Left untreated, hearing loss leads to many troubling consequences in every aspect of your life. Most immediately, there is the physical risk. Such risk is not only the result of a diminished awareness of one’s environment, but also the consequences that hearing loss has on your sense of balance and spatial orientation. Before many people even understand that they are experiencing hearing loss, they feel compelled to withdraw socially. This leads to feelings of social isolation, loneliness, and depression.Depression often becomes a self-perpetuating loop with increasing intensity, leading to cognitive and psychological troubles. 

Not to mention the real world impact that all these conditions have on both your personal and professional opportunities and how such impacts only serve to reinforce the spiral. So much trouble with hearing loss at the root of it all when it could have been completely preventable if one took the initiative to form the proper healthy hearing habits.  

Form Healthy Habits Now 

Nearly 14% of everyone aged 18 and over in the U.S. lives with hearing loss and the percentage of people affected by it increases with age until people 75 years old and older are more likely than not to suffer from it. Of course it shouldn’t surprise anyone that older people are more likely to have hearing loss. They have obviously had more time to be exposed to dangerous volumes and more time for the consequences to catch up with them. But that does not mean that children are immune to the risks. 

Pediatric audiologists are finding more children with worse hearing than they expect. Unlike adults and the common exposures they face that are laid out above, children are often much more in control of the exposures that pose the greatest risks to them. This is the volume at which they listen to their earbuds and headphones. 
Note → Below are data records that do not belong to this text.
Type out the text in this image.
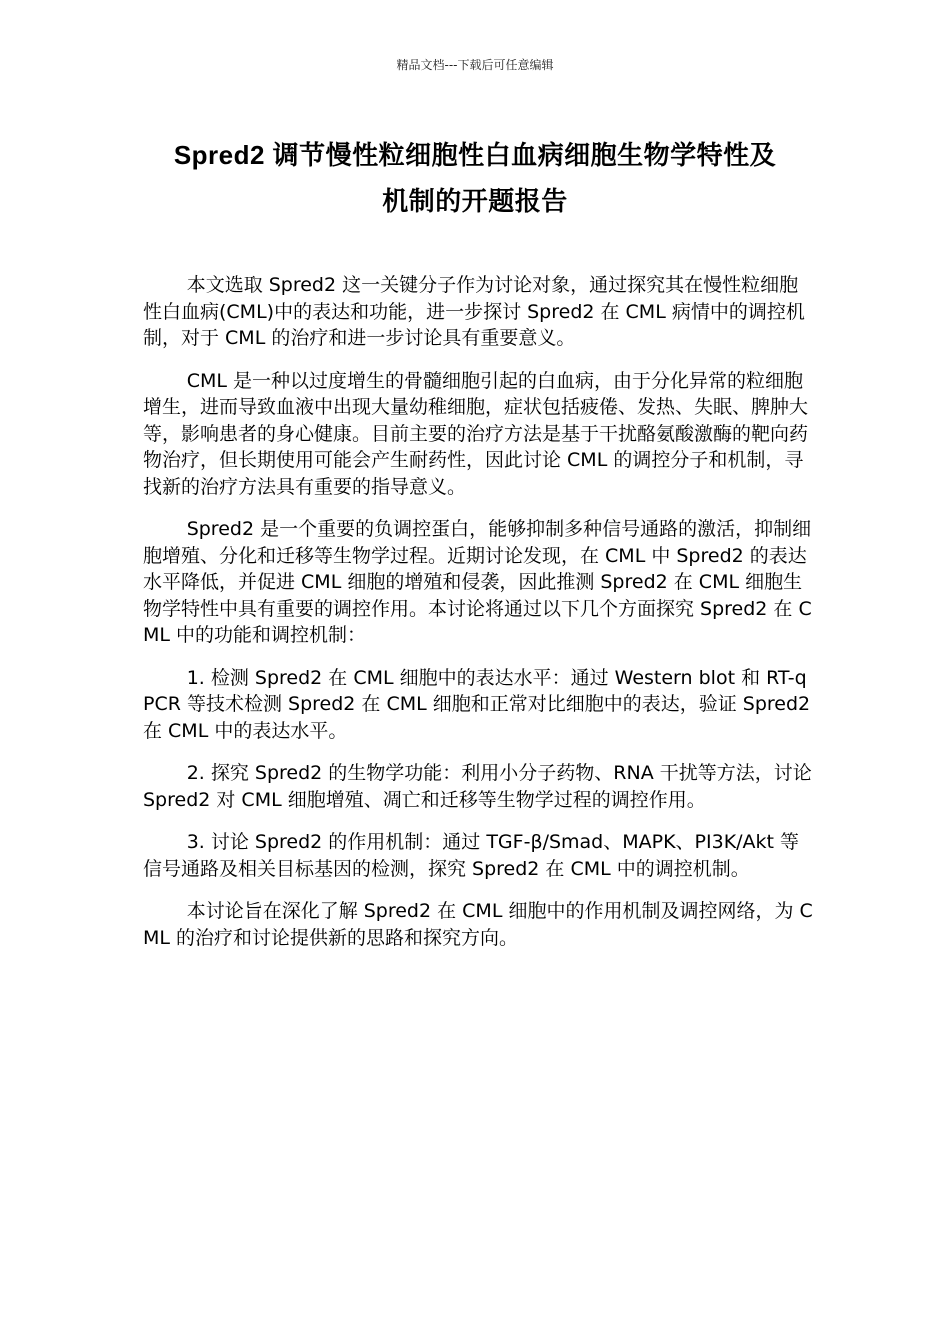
精品文档---下载后可任意编辑
Spred2 调节慢性粒细胞性白血病细胞生物学特性及
机制的开题报告

本文选取 Spred2 这一关键分子作为讨论对象，通过探究其在慢性粒细胞性白血病(CML)中的表达和功能，进一步探讨 Spred2 在 CML 病情中的调控机制，对于 CML 的治疗和进一步讨论具有重要意义。

CML 是一种以过度增生的骨髓细胞引起的白血病，由于分化异常的粒细胞增生，进而导致血液中出现大量幼稚细胞，症状包括疲倦、发热、失眠、脾肿大等，影响患者的身心健康。目前主要的治疗方法是基于干扰酪氨酸激酶的靶向药物治疗，但长期使用可能会产生耐药性，因此讨论 CML 的调控分子和机制，寻找新的治疗方法具有重要的指导意义。

Spred2 是一个重要的负调控蛋白，能够抑制多种信号通路的激活，抑制细胞增殖、分化和迁移等生物学过程。近期讨论发现，在 CML 中 Spred2 的表达水平降低，并促进 CML 细胞的增殖和侵袭，因此推测 Spred2 在 CML 细胞生物学特性中具有重要的调控作用。本讨论将通过以下几个方面探究 Spred2 在 CML 中的功能和调控机制：

1. 检测 Spred2 在 CML 细胞中的表达水平：通过 Western blot 和 RT-qPCR 等技术检测 Spred2 在 CML 细胞和正常对比细胞中的表达，验证 Spred2 在 CML 中的表达水平。

2. 探究 Spred2 的生物学功能：利用小分子药物、RNA 干扰等方法，讨论 Spred2 对 CML 细胞增殖、凋亡和迁移等生物学过程的调控作用。

3. 讨论 Spred2 的作用机制：通过 TGF-β/Smad、MAPK、PI3K/Akt 等信号通路及相关目标基因的检测，探究 Spred2 在 CML 中的调控机制。

本讨论旨在深化了解 Spred2 在 CML 细胞中的作用机制及调控网络，为 CML 的治疗和讨论提供新的思路和探究方向。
The impulse to crank up the volume on your headphones is understandable. It is rarely a conscious decision. The whole point of our popular entertainment is to escape into an alternate reality, so of course we feel the pull to intensify that experience. Jacking up the volume on a video game’s sound effects or a musical performance makes the experience more immersive in the immediate. But there are consequences, especially when the increased volume becomes normalized. 

How Loud is Too Loud 

At its peak, an iPhone’s volume can climb to 102 dB. This is the same volume as a leaf blower and it is safe to listen to your headphones at this volume for 10 minutes. Longer than 10 minutes at this volume will likely damage your hearing, but you will probably not notice it at first. What you will notice, eventually, is the compounded damage caused by unhealthy listening habits that you gradually create. 

Keep in mind that sound levels are not measured linearly. At 70% volume, an iPhone is at 82 dB, a level safe to listen to eight hours a day. Nudge that up to 80%, 89 dB, and that volume poses a risk after just 90 minutes exposure. 

So the most important healthy habit to adopt is to always remain aware. Whatever the context, whatever the source, increased volumes mean shorter safe exposure times. And forming healthy habits now and remaining vigilant about them, will save you from tremendous troubles sooner than you may expect.